ReformingGeek- Laser bolts might indicate possession, yes. Or perhaps that Baby is an android or alien lifeform.

Chris said...

My oddest search words were "mom and dad take care of the baby gopher". I'm dead serious.

Love the picture of the demon baby.

Unknown said...

Chris- Now you're got me wondering... is that the name of a children's book, or a kid looking for ways to pawn off baby gopher care to the 'rents? :)

Skye said...

I say boy, I say Boy! Yo-ah gonna halfta tell me howah to find ouwt theah sooch woahd tuhms you speak of! *said in my best Foghorn Leghorn accent*

(translation: I say boy, I say Boy! You're going to have to tell me how to find out the search word terms you speak of!)

This is one of the very few times that Foghorn Leghorn will actually admit that the Little Chicken Hawk knows something he doesn't :D

As for the possessed children, well the terrible two's start at 18 months and run till 18 years. My possessee's are currently 17, 15 and 11. Thankfully they can all speak in complete sentences when they want to, and are somewhat understandable. Unfortunately this means that I've totally forgotten all about trying to be able to understand the younger ones, and so therefore I don't have advice to add for your research.

Unknown said...

Skye- That is one excellent phonetic rooster impersonation ya did there for us today! (And I'm sure those who don't speak the Southern-Unfried-Chicken dialect undoubtedly would appreciate the translation to human-English, too.) :)

Thanks for the data regarding your possessees. Perhaps it might be helpful, if not to our "evil baby growls" visitor, then some other searcher.

Chaotically Calm said...

Ha ha I do think babies undercover of course are little devil spawns especially when they hit the terrible two stage and the tantrums start up...I swore my Godson's head spun. He's better now at four, he and the demons must have worked something out san exorcism.
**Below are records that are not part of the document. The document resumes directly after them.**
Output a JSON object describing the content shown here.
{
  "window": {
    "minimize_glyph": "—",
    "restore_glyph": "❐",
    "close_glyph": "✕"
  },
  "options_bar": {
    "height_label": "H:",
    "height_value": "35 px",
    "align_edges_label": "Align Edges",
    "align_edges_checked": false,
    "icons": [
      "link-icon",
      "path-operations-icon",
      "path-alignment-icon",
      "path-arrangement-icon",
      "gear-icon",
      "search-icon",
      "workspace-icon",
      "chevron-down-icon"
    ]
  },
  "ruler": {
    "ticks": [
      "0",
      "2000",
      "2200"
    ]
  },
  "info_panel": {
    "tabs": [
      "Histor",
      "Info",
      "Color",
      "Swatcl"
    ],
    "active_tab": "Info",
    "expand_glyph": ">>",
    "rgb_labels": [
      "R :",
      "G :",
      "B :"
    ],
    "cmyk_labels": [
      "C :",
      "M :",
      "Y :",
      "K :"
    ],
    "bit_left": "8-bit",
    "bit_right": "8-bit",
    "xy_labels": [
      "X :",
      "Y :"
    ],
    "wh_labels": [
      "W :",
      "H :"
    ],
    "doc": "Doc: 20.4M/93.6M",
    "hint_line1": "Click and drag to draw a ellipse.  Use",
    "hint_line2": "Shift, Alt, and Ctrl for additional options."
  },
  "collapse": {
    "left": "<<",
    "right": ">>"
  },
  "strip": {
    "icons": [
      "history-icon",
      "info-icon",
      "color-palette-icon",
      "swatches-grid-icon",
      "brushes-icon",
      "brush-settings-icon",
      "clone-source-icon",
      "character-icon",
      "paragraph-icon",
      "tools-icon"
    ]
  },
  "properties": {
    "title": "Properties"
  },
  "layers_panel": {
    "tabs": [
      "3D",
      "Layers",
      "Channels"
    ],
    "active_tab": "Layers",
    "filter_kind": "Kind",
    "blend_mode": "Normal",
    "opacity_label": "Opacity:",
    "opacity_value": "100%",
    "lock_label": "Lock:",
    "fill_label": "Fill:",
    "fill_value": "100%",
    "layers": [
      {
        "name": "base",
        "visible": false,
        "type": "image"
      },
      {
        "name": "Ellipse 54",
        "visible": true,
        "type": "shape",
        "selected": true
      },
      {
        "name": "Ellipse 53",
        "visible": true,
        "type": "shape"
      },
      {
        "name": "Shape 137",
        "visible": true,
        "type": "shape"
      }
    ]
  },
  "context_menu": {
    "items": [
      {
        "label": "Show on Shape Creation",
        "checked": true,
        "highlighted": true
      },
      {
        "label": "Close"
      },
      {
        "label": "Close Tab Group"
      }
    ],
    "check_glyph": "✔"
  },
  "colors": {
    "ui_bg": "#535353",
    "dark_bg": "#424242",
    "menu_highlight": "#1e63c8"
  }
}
My most recent crazy search was rihanna's downtown bonanza...yeah I don't run one of those sites.

Da Old Man said...

Jenn, you are my "go to" source for everything zombie related. So, does this mean you are branching out? Or will you specialize in zombie babies? That could be the ultimate niche blogger.

Unknown said...

Faith- Ha- I think one of my cousins, in particular, had that sort of possession going on at that age, too. And I, for one, am grateful you're not running a Rihanna site. Although I bet you could make it funny. :)
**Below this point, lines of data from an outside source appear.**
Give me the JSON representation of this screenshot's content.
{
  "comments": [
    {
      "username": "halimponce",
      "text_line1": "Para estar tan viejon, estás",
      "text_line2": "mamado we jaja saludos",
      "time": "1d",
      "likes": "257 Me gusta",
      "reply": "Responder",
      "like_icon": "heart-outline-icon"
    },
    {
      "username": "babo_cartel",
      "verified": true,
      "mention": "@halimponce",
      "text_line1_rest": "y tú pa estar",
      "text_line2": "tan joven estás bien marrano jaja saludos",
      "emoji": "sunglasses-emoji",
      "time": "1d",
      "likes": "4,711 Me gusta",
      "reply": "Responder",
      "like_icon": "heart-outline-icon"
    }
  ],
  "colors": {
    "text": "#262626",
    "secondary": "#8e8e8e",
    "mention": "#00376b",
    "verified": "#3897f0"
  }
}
Da Old Man- I'm proud to be your zombie go-to person... that makes my day (though don't let Quirky hear this... we all know she's big on the zombies herself! I don't want you to get into trouble.)
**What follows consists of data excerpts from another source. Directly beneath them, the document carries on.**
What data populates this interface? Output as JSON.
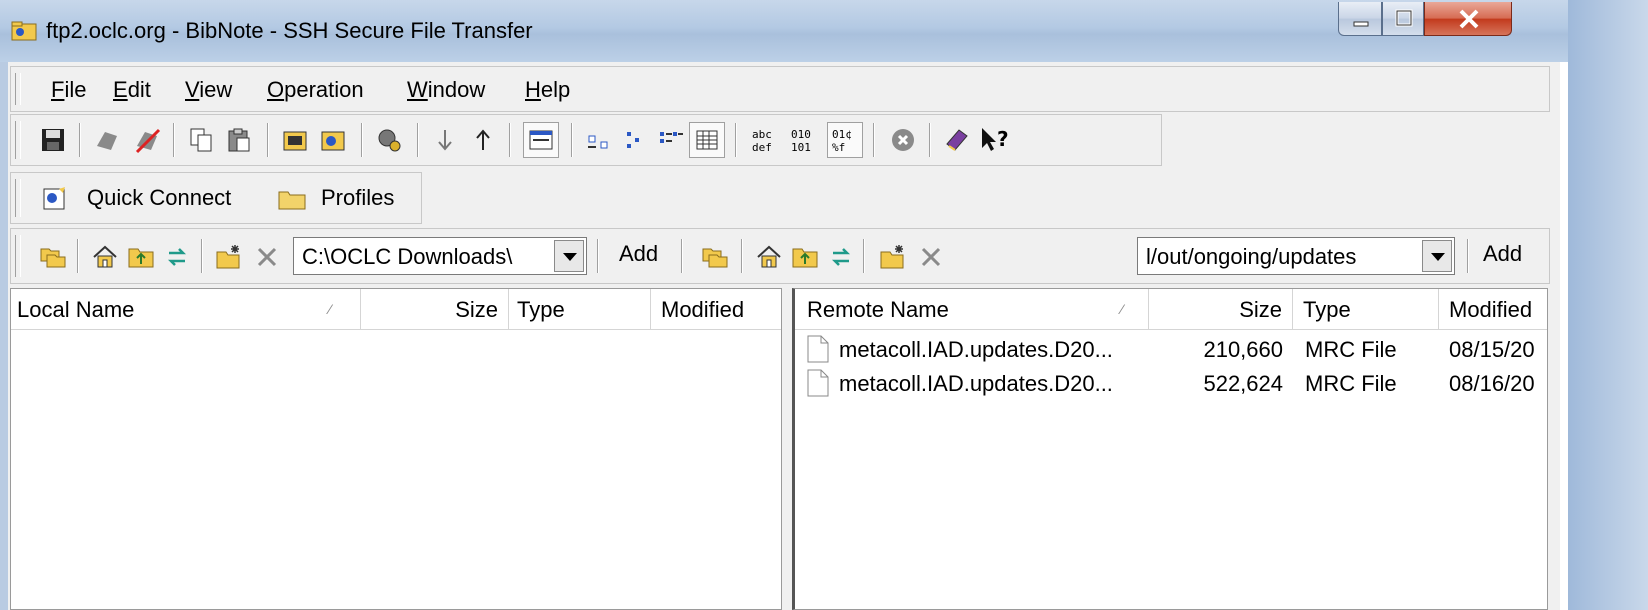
{
  "window": {
    "title": "ftp2.oclc.org - BibNote - SSH Secure File Transfer",
    "controls": {
      "minimize": "–",
      "maximize": "□",
      "close": "X"
    }
  },
  "menu": {
    "items": [
      {
        "accel": "F",
        "rest": "ile"
      },
      {
        "accel": "E",
        "rest": "dit"
      },
      {
        "accel": "V",
        "rest": "iew"
      },
      {
        "accel": "O",
        "rest": "peration"
      },
      {
        "accel": "W",
        "rest": "indow"
      },
      {
        "accel": "H",
        "rest": "elp"
      }
    ]
  },
  "toolbar": {
    "quick_connect": "Quick Connect",
    "profiles": "Profiles",
    "text_icons": {
      "ascii": "abc\ndef",
      "binary": "010\n101",
      "auto": "01¢\n%f"
    }
  },
  "local": {
    "path": "C:\\OCLC Downloads\\",
    "add_label": "Add",
    "columns": {
      "name": "Local Name",
      "size": "Size",
      "type": "Type",
      "modified": "Modified"
    },
    "files": []
  },
  "remote": {
    "path": "l/out/ongoing/updates",
    "add_label": "Add",
    "columns": {
      "name": "Remote Name",
      "size": "Size",
      "type": "Type",
      "modified": "Modified"
    },
    "files": [
      {
        "name": "metacoll.IAD.updates.D20...",
        "size": "210,660",
        "type": "MRC File",
        "modified": "08/15/20"
      },
      {
        "name": "metacoll.IAD.updates.D20...",
        "size": "522,624",
        "type": "MRC File",
        "modified": "08/16/20"
      }
    ]
  }
}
I will have to see about the zombie babies. So far, we're just talking demonic possession.

Mary@Holy Mackerel said...

Gotta love those evil baby growls. That's what made me stop at two kids.

jay said...

"See, it's frustrating to me, because I know can assist these people! Google, oh Google, why must the discourse be so one-sided?"

Tell me about it! In my case it's most frustrating when people are looking for greyhound advice, and I know I can either help them myself or point them in the right direction, but as you say Google is SO one-sided!